In her dealings with the grim and arbitrary judicial machinery in Islamist Iran, Ebadi demonstrates that her own patriotism is beyond reproach. She faces her foes with cunning and the quiet calculation of a superb chess player. The resulting book (written with the help of Azadeh Moaveni, a Time magazine correspondent) sometimes reads like a police thriller, its drama heightened by Ebadi's determination to keep up the quotidian aspects of her family life. She goes through the daily rituals of washing dishes and mincing fresh herbs before dinner, preparing meals ahead of time as she maps out her game plan to embarrass the regime.

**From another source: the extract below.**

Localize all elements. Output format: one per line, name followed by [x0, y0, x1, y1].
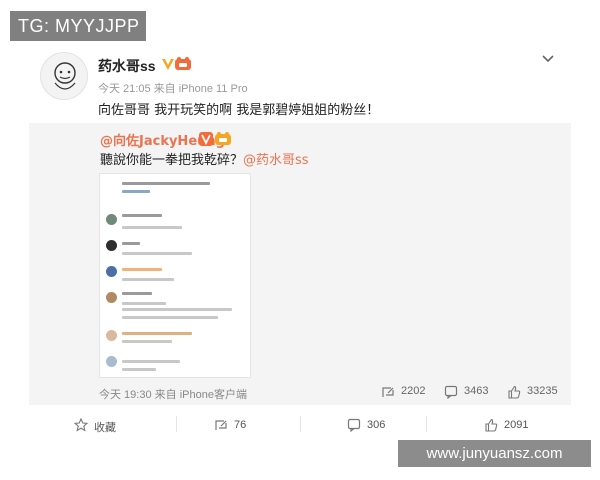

Iran Awakening is not a literary work but an insider's view of the merciless daily grind that drives women to struggle, submission or suicide. Ebadi's reactions are sometimes movingly normal, as when she tries to insulate her two daughters from the terror by doing something as different as taking them skiing -- which, it turns out, requires this 40-something mom to get permission from her own mother.
The description of her own imprisonment -- she was jailed in June 2000 for videotaping the testimony of a key witness in the case of a young activist killed during the previous year's student riots -- offers a rare glimpse inside Tehran's notorious Evin prison. One guard, assuming that any female inmate must be a prostitute, asks the dignified dissident whether she is there "for a moral offense," which reduces her to hysterical laughter. Her mirth soon fades. "It was so odd to me, how the rhythm of prison life became familiar," she writes. "The personality quirks of the guards, the dank, dusty smell of the cells, even the howls of the addicts seemed normal to me after a couple of days."
Despite her opinion of the ruling mullahs, Ebadi continues to believe that Islam, or a progressive version of it, is compatible with modern democracy. Not everyone will agree with her, but her passion to prove the point is formidable.
Returning home three years ago as a Nobel laureate, she was greeted at Tehran's airport by a mostly female throng, including a group of students singing "Yar-e Dabestani," the adopted anthem of Iran's "young pro-democracy organizers," a sorrowful, bittersweet yet galvanizing song used to lift spirits at sit-ins and gatherings. Its lyrics ask, "Whose hands but mine and yours can pull back these curtains?"
Those curtains are far from lifted. "I am not free enough to write what I want to write," Ebadi said in a recent interview. But she adds: "I am willing to be tried in any court for what I said in this book." It is being published in 16 languages. But not Farsi, the language of Iran. ·
Nora Boustany, a veteran Middle East reporter, writes The Washington Post's Diplomatic Dispatches column.